Niedersachsen und vier andere Bundesländer besitzen noch überhaupt keine Informationsfreiheitsgesetze oder vergleichbare Regelungen.
Schleswig-Holstein und fünf andere Länder haben zwar entsprechende Gesetze, aber keine Pflicht zur Veröffentlichung amtlicher Verträge.
Bremen gehört zu den fünf Bundesländern mit eingeschränkten Veröffentlichungspflichten. Aber auch hier werden nur Auflistungen verfügbarer Dokumente ins Netz gestellt, nicht diese selbst.
Nur in wenigen Fällen, wenn Geschäftsgeheimnisse der Firmen oder Persönlichkeitsrechte gefährdet wären, dürfen bestimmte Passagen dem Zugriff der Internet-User entzogen bleiben. Der Hamburger Datenschutzbeauftragte soll in solchen Fällen maßgeblich mitbestimmen, welche Informationen ihren Weg ins Netz finden. „Wir wollen so vermeiden, dass Datenschutz und Transparenz gegeneinander ausgespielt werden“, hofft der Innenexperte der Hamburger Grünen, Farid Müller, auf eine konfliktarme Praxis.
Zudem sollen bis auf wenige Ausnahmen alle von der Stadt geschlossenen Verträge erst einen Monat nach ihrer Veröffentlichung im Netz in Kraft treten – so dass Zeit bleibt, gravierende Formulierungsfehler und -lücken, die in dieser Zeit erkannt werden, noch zu korrigieren.
Eine Veröffentlichung bereits bestehender Verträge, die nicht für die Veröffentlichung gedacht waren, wird es allerdings in der Regel nicht geben. Hier genießen die Vertragspartner „Vertrauensschutz“, da sie bei Vertragsabschluss nicht davon ausgehen konnten, dass ihre frisch unterzeichneten Papiere irgendwann publik werden könnten.
Auf Druck einer Volksinitiative
Das Transparenzgesetz ist nach Einschätzung aller Parteien bundesweit das weitreichendste seiner Art. Es kam auf Druck der Volksinitiative „Transparenz schafft Vertrauen“ zustande, die einen ähnlichen Gesetzentwurf per Volksentscheid in geltendes Recht verwandeln wollte.
Die Initiative war an der Ausgestaltung des aktuellen Kompromisses maßgeblich beteiligt und wird ihr Volksbegehren einstampfen, sollte das Parlament das Gesetz wie erwartet verabschieden.

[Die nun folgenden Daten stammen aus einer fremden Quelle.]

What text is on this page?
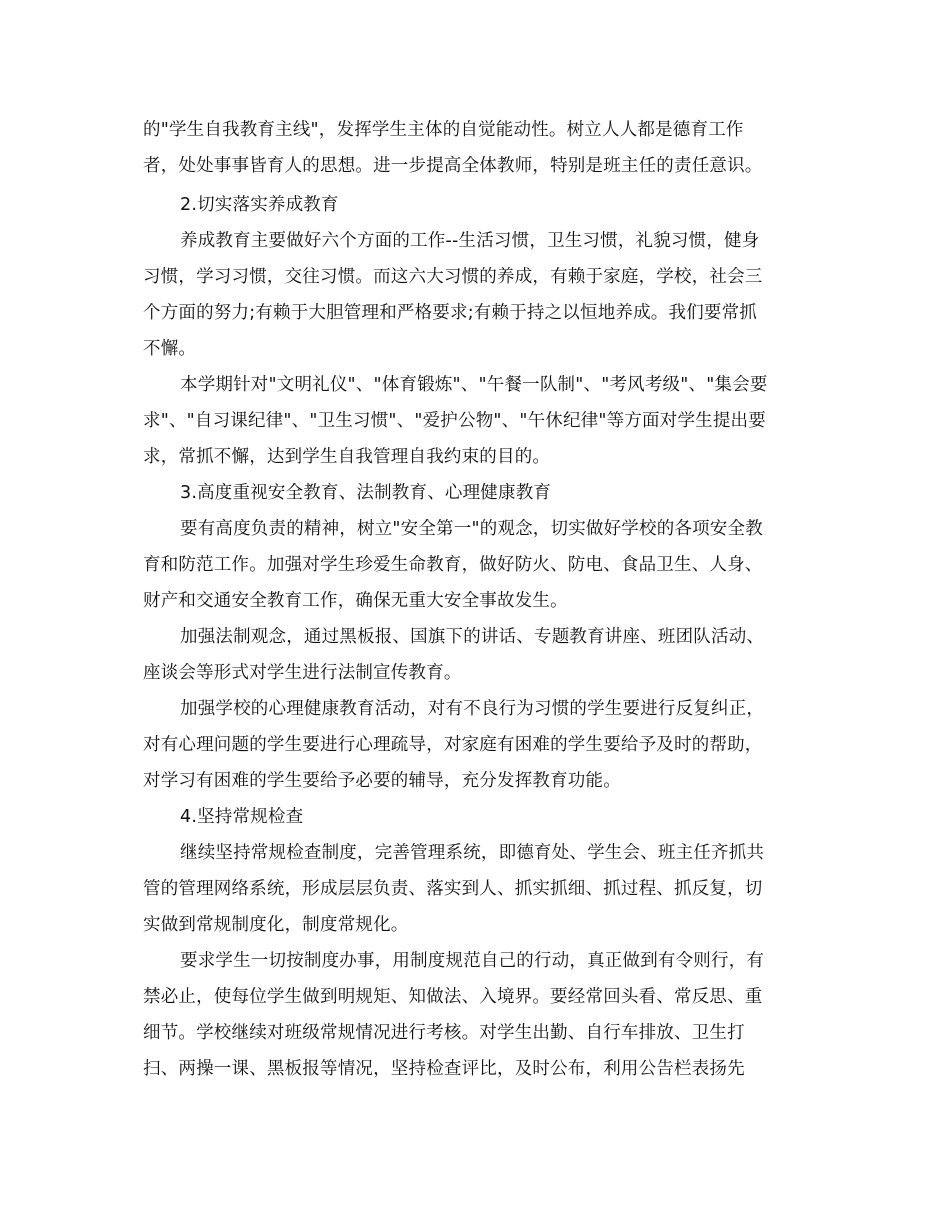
的"学生自我教育主线"，发挥学生主体的自觉能动性。树立人人都是德育工作
者，处处事事皆育人的思想。进一步提高全体教师，特别是班主任的责任意识。
2.切实落实养成教育
养成教育主要做好六个方面的工作--生活习惯，卫生习惯，礼貌习惯，健身
习惯，学习习惯，交往习惯。而这六大习惯的养成，有赖于家庭，学校，社会三
个方面的努力;有赖于大胆管理和严格要求;有赖于持之以恒地养成。我们要常抓
不懈。
本学期针对"文明礼仪"、"体育锻炼"、"午餐一队制"、"考风考级"、"集会要
求"、"自习课纪律"、"卫生习惯"、"爱护公物"、"午休纪律"等方面对学生提出要
求，常抓不懈，达到学生自我管理自我约束的目的。
3.高度重视安全教育、法制教育、心理健康教育
要有高度负责的精神，树立"安全第一"的观念，切实做好学校的各项安全教
育和防范工作。加强对学生珍爱生命教育，做好防火、防电、食品卫生、人身、
财产和交通安全教育工作，确保无重大安全事故发生。
加强法制观念，通过黑板报、国旗下的讲话、专题教育讲座、班团队活动、
座谈会等形式对学生进行法制宣传教育。
加强学校的心理健康教育活动，对有不良行为习惯的学生要进行反复纠正，
对有心理问题的学生要进行心理疏导，对家庭有困难的学生要给予及时的帮助，
对学习有困难的学生要给予必要的辅导，充分发挥教育功能。
4.坚持常规检查
继续坚持常规检查制度，完善管理系统，即德育处、学生会、班主任齐抓共
管的管理网络系统，形成层层负责、落实到人、抓实抓细、抓过程、抓反复，切
实做到常规制度化，制度常规化。
要求学生一切按制度办事，用制度规范自己的行动，真正做到有令则行，有
禁必止，使每位学生做到明规矩、知做法、入境界。要经常回头看、常反思、重
细节。学校继续对班级常规情况进行考核。对学生出勤、自行车排放、卫生打
扫、两操一课、黑板报等情况，坚持检查评比，及时公布，利用公告栏表扬先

Ihr Sprecher Gregor Hackmack nennt das Regelwerk einen „Quantensprung auf dem Weg zu einer offenen Gesellschaft“.
Noch nicht offen liegen dabei die Kosten für die Erstellung und weitere Pflege des neuen Informationsregisters. „Dass es noch keine Kostenschätzung und kein Finanzierungskonzept gibt, ist das Kuckucksei an unserem Kompromiss. Hier haben wir aufgrund des Zeitdrucks weder seriös noch transparent gearbeitet“, gibt sich die rechtspolitische Sprecherin der CDU-Bürgerschaftsfraktion Viviane Spethmann selbstkritisch, bekennt aber: „Wir wollen das Gesetz deshalb nicht scheitern lassen.“
Während erste grobe Kostenschätzungen von einem einstelligen Millionenbetrag für den Aufbau des Informationsregisters ausgehen, will SPD-Fraktionschef Andreas Dressel zumindest für dessen weitere Betreuung möglichst wenig ausgeben: „Es darf für einen Verwaltungsmitarbeiter nur ein zusätzlicher Klick sein, das Dokument, das er gerade bearbeitet hat, ins Netz zu stellen“, hofft Dressel.
Ganz so einfach aber, das glaubt auch die Volksinitiative, wird es dann doch nicht gehen.